Audrey había hablado la verdad, sin mencionar sus sospechas sobre "El Hombre del Mundo" e "El Hombre de las Estrellas".
Eryhogg permaneció en silencio, como si recordara algo o analizara el estado actual de Lebenshied. Su cabeza se inclinó lentamente hacia abajo, como si fuera a caer desde la cima de los columnas gigantes.
Audrey sintió que este escenario inquietante le puso más nerviosa. Quiso preguntar algo, pero Eryhogg levantó su cabeza repentinamente.
Sus ojos dorados se volvieron aún más fríos y su voz retumbó en el campo:
"Lebenshied..."
Un sonido como un trueno retumbó mientras las sombras ocultas detrás de Eryhogg se desvanecían, revelando lo que se iluminaba lentamente:
Eran columnas de varias decenas de metros de altura, solitarias o juntas para soportar palacios gigantes y majestuosos. Estas columnas y palacios estaban en gris-plateado, sobre un basamento en forma de isla, exactamente como la 'ciudad maravillosa' Lebenshied que Audrey había descrito.
Era esa misma Lebenshied.
Al final, Audrey se percató de que Eryhogg estaba sentado en el topo de la columna más gruesa y alta de Lebenshied.

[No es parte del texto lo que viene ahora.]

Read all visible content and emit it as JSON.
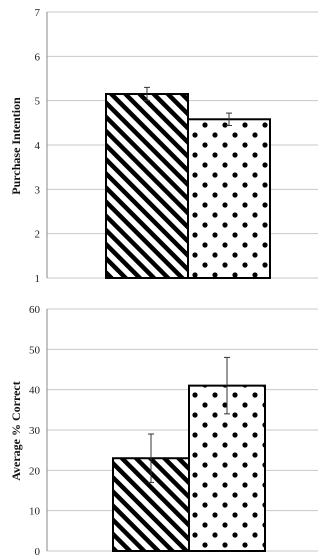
{
  "chart_data": [
    {
      "type": "bar",
      "ylabel": "Purchase Intention",
      "ylim": [
        1,
        7
      ],
      "yticks": [
        1,
        2,
        3,
        4,
        5,
        6,
        7
      ],
      "grid": true,
      "categories": [
        ""
      ],
      "series": [
        {
          "pattern": "diagonal-stripes",
          "values": [
            5.15
          ],
          "error": [
            0.15
          ]
        },
        {
          "pattern": "polka-dots",
          "values": [
            4.58
          ],
          "error": [
            0.14
          ]
        }
      ]
    },
    {
      "type": "bar",
      "ylabel": "Average % Correct",
      "ylim": [
        0,
        60
      ],
      "yticks": [
        0,
        10,
        20,
        30,
        40,
        50,
        60
      ],
      "grid": true,
      "categories": [
        ""
      ],
      "series": [
        {
          "pattern": "diagonal-stripes",
          "values": [
            23
          ],
          "error": [
            6
          ]
        },
        {
          "pattern": "polka-dots",
          "values": [
            41
          ],
          "error": [
            7
          ]
        }
      ]
    }
  ],
  "colors": {
    "bar_outline": "#000000",
    "grid": "#c8c8c8",
    "axis": "#888888"
  }
}
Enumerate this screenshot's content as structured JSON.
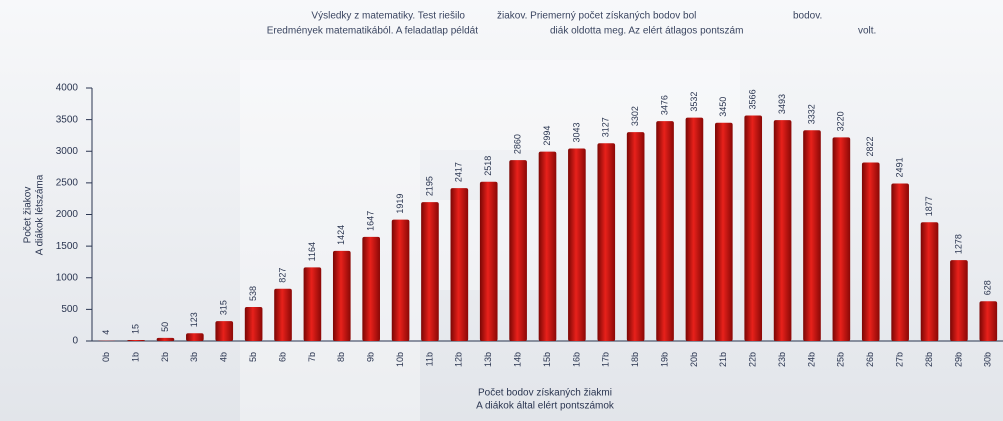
{
  "chart_data": {
    "type": "bar",
    "title": [
      [
        "Výsledky z matematiky. Test riešilo",
        "žiakov. Priemerný počet získaných bodov bol",
        "bodov."
      ],
      [
        "Eredmények matematikából. A feladatlap példát",
        "diák oldotta meg. Az elért átlagos pontszám",
        "volt."
      ]
    ],
    "y_label": [
      "Počet žiakov",
      "A diákok létszáma"
    ],
    "x_label": [
      "Počet bodov získaných žiakmi",
      "A diákok által elért pontszámok"
    ],
    "categories": [
      "0b",
      "1b",
      "2b",
      "3b",
      "4b",
      "5b",
      "6b",
      "7b",
      "8b",
      "9b",
      "10b",
      "11b",
      "12b",
      "13b",
      "14b",
      "15b",
      "16b",
      "17b",
      "18b",
      "19b",
      "20b",
      "21b",
      "22b",
      "23b",
      "24b",
      "25b",
      "26b",
      "27b",
      "28b",
      "29b",
      "30b"
    ],
    "values": [
      4,
      15,
      50,
      123,
      315,
      538,
      827,
      1164,
      1424,
      1647,
      1919,
      2195,
      2417,
      2518,
      2860,
      2994,
      3043,
      3127,
      3302,
      3476,
      3532,
      3450,
      3566,
      3493,
      3332,
      3220,
      2822,
      2491,
      1877,
      1278,
      628
    ],
    "color": "#c8100c",
    "ylim": [
      0,
      4000
    ],
    "yticks": [
      0,
      500,
      1000,
      1500,
      2000,
      2500,
      3000,
      3500,
      4000
    ]
  }
}
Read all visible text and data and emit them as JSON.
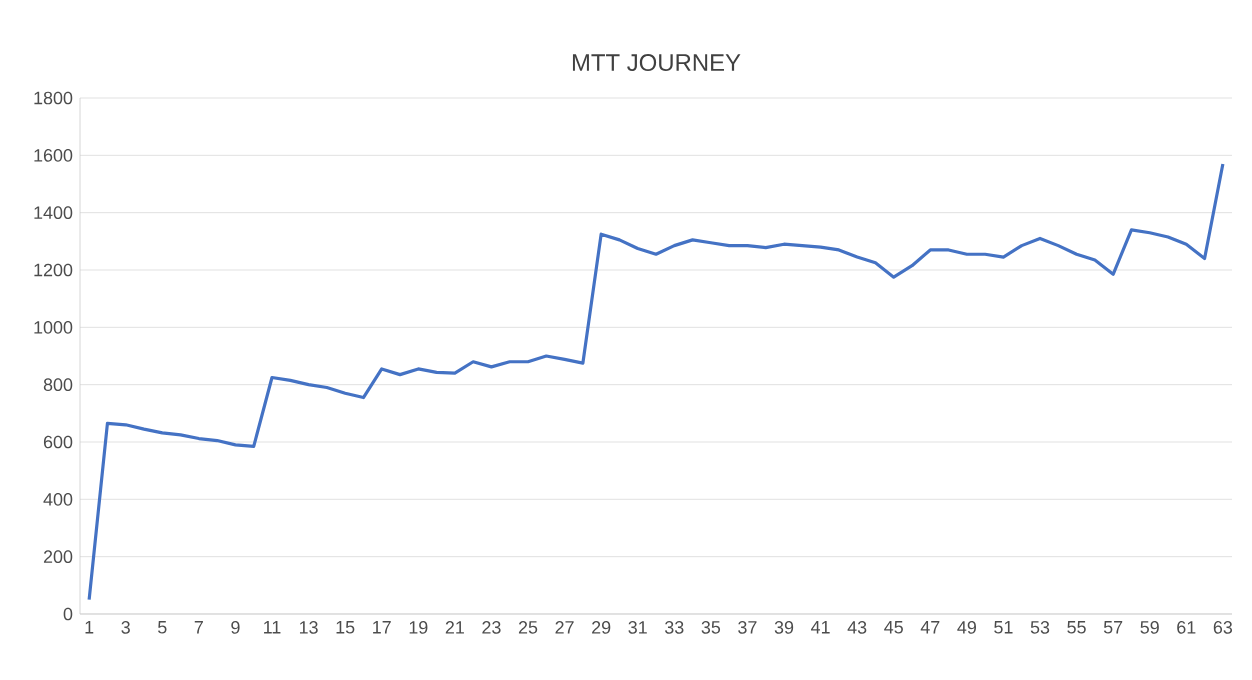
{
  "chart_data": {
    "type": "line",
    "title": "MTT JOURNEY",
    "categories": [
      "1",
      null,
      "3",
      null,
      "5",
      null,
      "7",
      null,
      "9",
      null,
      "11",
      null,
      "13",
      null,
      "15",
      null,
      "17",
      null,
      "19",
      null,
      "21",
      null,
      "23",
      null,
      "25",
      null,
      "27",
      null,
      "29",
      null,
      "31",
      null,
      "33",
      null,
      "35",
      null,
      "37",
      null,
      "39",
      null,
      "41",
      null,
      "43",
      null,
      "45",
      null,
      "47",
      null,
      "49",
      null,
      "51",
      null,
      "53",
      null,
      "55",
      null,
      "57",
      null,
      "59",
      null,
      "61",
      null,
      "63"
    ],
    "series": [
      {
        "color": "#4472c4",
        "values": [
          50,
          665,
          660,
          645,
          632,
          625,
          612,
          605,
          590,
          585,
          825,
          815,
          800,
          790,
          770,
          755,
          855,
          835,
          855,
          843,
          840,
          880,
          862,
          880,
          880,
          900,
          888,
          875,
          1325,
          1305,
          1275,
          1255,
          1285,
          1305,
          1295,
          1285,
          1285,
          1278,
          1290,
          1285,
          1280,
          1270,
          1245,
          1225,
          1175,
          1215,
          1270,
          1270,
          1255,
          1255,
          1245,
          1285,
          1310,
          1285,
          1255,
          1235,
          1185,
          1340,
          1330,
          1315,
          1290,
          1240,
          1570
        ]
      }
    ],
    "ylim": [
      0,
      1800
    ],
    "yticks": [
      0,
      200,
      400,
      600,
      800,
      1000,
      1200,
      1400,
      1600,
      1800
    ],
    "grid": "y",
    "marker": "none",
    "line_style": "solid"
  }
}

En este momento, notó un cambio sutil en él. Mientras giraba sus ojos verdes, escuchó un ruido metálico detrás. No pudo evitar voltear suavemente mientras se preparaba para lo peor.

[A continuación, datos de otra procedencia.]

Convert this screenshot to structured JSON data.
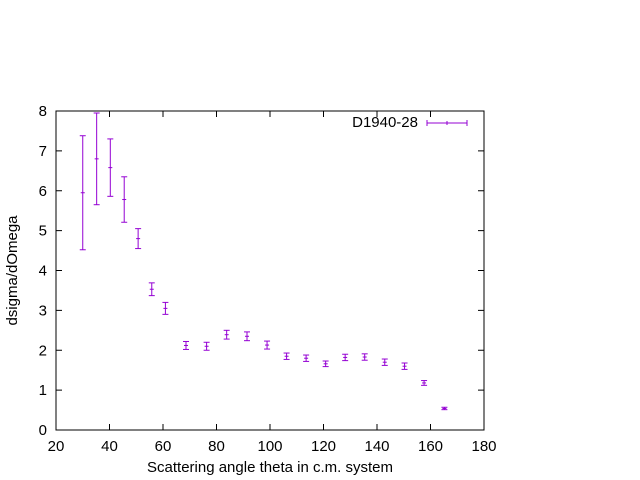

La puerta de madera sin apoyos se abrió poco a poco, revelando al visitante: una gran liebre blanca que caminaba en pie con orejas que se movían constantemente.
Arriba del cielo gris, un humanoide vestido de negro ocupaba el asiento de 'La Idiota' de una mesa antigua, observando la estrella roja profunda representando 'Justicia'.
...
Bakerland, Zona Oeste, 9 Calle Belotto.
Veinte días se acercaban a su fin y Wendell estaba perdiendo el sueño. Necesitaba medicamentos para poder dormir. Al despertar, sentía inquietud y ansiedad, sin interés por la comida más que por mantenerse en forma. Forzaba a comer las tres comidas enviadas por sus colegas.
No sabía lo que pasaría una vez se presentara el plazo final del tribunal. ¿Qué sucedería si era de verdad el culpable? ¿Qué haría por la chica?
Hasta que escuchó un diálogo en la oficina adyacente:
"¿Sabes? Un cochero entró recientemente a Bakerland y solo dobló dos calles antes de notar que se sentía extraño."
"Deben informar a todos los coches de Bakerland, mejor aún, asocíalen con espías para entenderlo,"
"El acceso y salida de Bakerland es algo espantoso..."
"Sí, a veces me pregunto si el portal puede aparecer en cualquier lugar."
"Eso debe tener ciertas limitaciones... no podemos estar en el baño de la oficina y terminar en Bakerland."
"De acuerdo con las reglas que hemos establecido, eso parece posible."
"…"
Wendell sintió un dolor sutil en su frente. No estaba seguro si estar en la CIA era lo suficientemente seguro. Si se necesitaba una mitad diosa para vigilarlo constantemente, no sabía cuán segura sería.